The Hornet's Sting_ The Amazing Untold Story of World War II Spy Thomas Sneum - Mark Ryan [166]
I put the same proposal to Tommy. ‘No,’ he said. ‘There was a time when I wanted to kill Turnbull. I don’t want to do that any more, but I don’t want to meet him, either. And why waste the price of a phone call to Brazil? I know what he did and so does he. At the very least, Turnbull chose the wrong heroes to worship. I don’t think he had very much knowledge of people’s character and ideas.’
‘You might be surprised,’ I suggested. ‘Did you know, for example, that he has admitted that his boss, Hollingworth, was more interested in quantity than quality when it came to the SOE agents they sent into Denmark?’
‘He said that?’ It was unusual to see Tommy astonished. ‘Then, for once, I agree with him. But I still don’t want to talk to him.’

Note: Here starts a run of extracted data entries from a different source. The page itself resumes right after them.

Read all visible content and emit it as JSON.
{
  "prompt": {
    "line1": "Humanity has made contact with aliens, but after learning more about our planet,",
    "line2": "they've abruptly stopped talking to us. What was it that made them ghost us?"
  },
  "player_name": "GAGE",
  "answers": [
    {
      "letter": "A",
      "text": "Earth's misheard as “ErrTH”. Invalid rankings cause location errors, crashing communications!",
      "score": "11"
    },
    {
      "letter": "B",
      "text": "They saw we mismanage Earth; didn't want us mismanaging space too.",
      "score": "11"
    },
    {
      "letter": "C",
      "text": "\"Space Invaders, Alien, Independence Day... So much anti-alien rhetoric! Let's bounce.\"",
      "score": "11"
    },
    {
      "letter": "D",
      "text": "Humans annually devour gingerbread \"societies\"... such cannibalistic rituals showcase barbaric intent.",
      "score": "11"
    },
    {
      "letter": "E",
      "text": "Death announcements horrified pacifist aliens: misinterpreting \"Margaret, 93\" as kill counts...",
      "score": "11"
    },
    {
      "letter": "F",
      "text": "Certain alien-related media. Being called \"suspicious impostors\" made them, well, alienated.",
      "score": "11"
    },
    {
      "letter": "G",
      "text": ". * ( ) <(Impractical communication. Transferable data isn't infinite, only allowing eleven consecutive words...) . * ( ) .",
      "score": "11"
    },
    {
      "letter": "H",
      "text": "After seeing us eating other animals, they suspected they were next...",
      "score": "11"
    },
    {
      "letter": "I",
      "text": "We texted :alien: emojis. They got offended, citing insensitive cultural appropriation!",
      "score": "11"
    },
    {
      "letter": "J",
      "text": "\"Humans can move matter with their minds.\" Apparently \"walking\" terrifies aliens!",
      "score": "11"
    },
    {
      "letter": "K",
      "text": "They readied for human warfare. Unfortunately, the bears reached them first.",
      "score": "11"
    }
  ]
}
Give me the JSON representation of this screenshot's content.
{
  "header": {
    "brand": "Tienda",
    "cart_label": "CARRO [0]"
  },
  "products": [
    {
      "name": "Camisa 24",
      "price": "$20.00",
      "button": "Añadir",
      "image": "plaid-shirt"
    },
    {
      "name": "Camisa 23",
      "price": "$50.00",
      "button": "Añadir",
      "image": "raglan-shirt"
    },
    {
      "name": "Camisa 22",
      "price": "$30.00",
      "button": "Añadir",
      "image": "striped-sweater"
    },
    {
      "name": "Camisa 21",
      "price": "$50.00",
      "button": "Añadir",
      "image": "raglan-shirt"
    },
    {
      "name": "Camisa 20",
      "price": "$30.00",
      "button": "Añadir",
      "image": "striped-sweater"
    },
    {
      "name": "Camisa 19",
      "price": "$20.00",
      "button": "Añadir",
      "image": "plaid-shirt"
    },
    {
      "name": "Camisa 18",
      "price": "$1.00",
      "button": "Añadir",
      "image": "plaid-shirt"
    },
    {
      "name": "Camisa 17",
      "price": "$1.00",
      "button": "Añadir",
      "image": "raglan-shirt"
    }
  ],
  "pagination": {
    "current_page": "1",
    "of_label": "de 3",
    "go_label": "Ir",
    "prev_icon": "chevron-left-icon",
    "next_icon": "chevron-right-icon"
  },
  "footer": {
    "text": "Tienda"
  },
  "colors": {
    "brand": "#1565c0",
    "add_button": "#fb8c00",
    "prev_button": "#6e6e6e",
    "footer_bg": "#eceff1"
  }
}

At the risk of infuriating Tommy, who was by now a firm friend, I suggested that it was getting rather late in the day to be so bitter. I even dared to tell him that I liked Ronnie, as a result of the many telephone conversations we had enjoyed. There was a silence, and I feared that Tommy’s volcanic temper might erupt.
‘Unfortunately, it is true: I have felt bitter for far too long about what happened back then, and it has actually more or less destroyed my happiness in life,’ he admitted poignantly.
I never did manage to organize their reunion, and Ronnie Turnbull died shortly after his return to his native Scotland in 2005. Tommy lived on, and was no less fascinating or provocative as he neared the end of his life. Sometimes, apparently for fun, he used to make boasts about having ‘penetrated’ the British Secret Service, and waited for my reaction. Once I asked him if the British really had caught all the German spies in wartime England, as was often claimed. Tommy sat there with a fiendish smile on his face, saying nothing. The silence set my heart and mind racing, and I no longer knew if he was being playful or serious. I even revisited the evidence, and wondered whether my friend Sneum had fooled everybody, including me.
Dick White and Geoffrey Wethered of MI5 had been certain there was a traitor in London’s Danish circle, but they had never been able to find him. Tommy was investigated and cleared. I wrote to MI5 for clarification of a document they had withheld from a file relating to their investigation of Sneum in 1943. They wrote back and revealed: ‘Sneum was not in any position to leak to the Germans information regarding TABLE TOP [the SOE organization in Denmark].’ They meant that at the time of the leaks he was either in prison or under local arrest in Bedfordshire. But we know he smuggled at least one message out of prison, and his sexual prowess earned him plenty of rides to London during his so-called local arrest. So could MI5 have got it wrong?
For that to be true, R.V. Jones must also have been mistaken when dedicating Tommy’s paperback edition of Most Secret War to ‘one of the heroes of this book and the war.’ Could the brilliant professor’s assessment have been based on the Sneum he had known before the spy became embittered by his treatment at the hands of the British authorities? Did Tommy ultimately turn on his captors? Ralph Hollingworth seemed to think he might even have gone over to the Germans long before. Could he have been right all along?
It was all starting to play on my mind, so, making sure he wasn’t armed, I plucked up the courage to ask him straight. ‘It’s too late for anyone to do anything about this, Tommy, so perhaps you could tell me the truth, if you’ve been hiding anything up to now. Were you a double-agent?’
‘No,’ he replied, without taking any apparent offense. ‘I never told the Germans anything they didn’t know already.’
He understood why I had to ask the question. Maybe he had been suspected in some quarters all his life because he positively encouraged suspicion, perhaps to remain the center of attention. He also loved a battle of wits, especially when he knew that he alone held all the answers.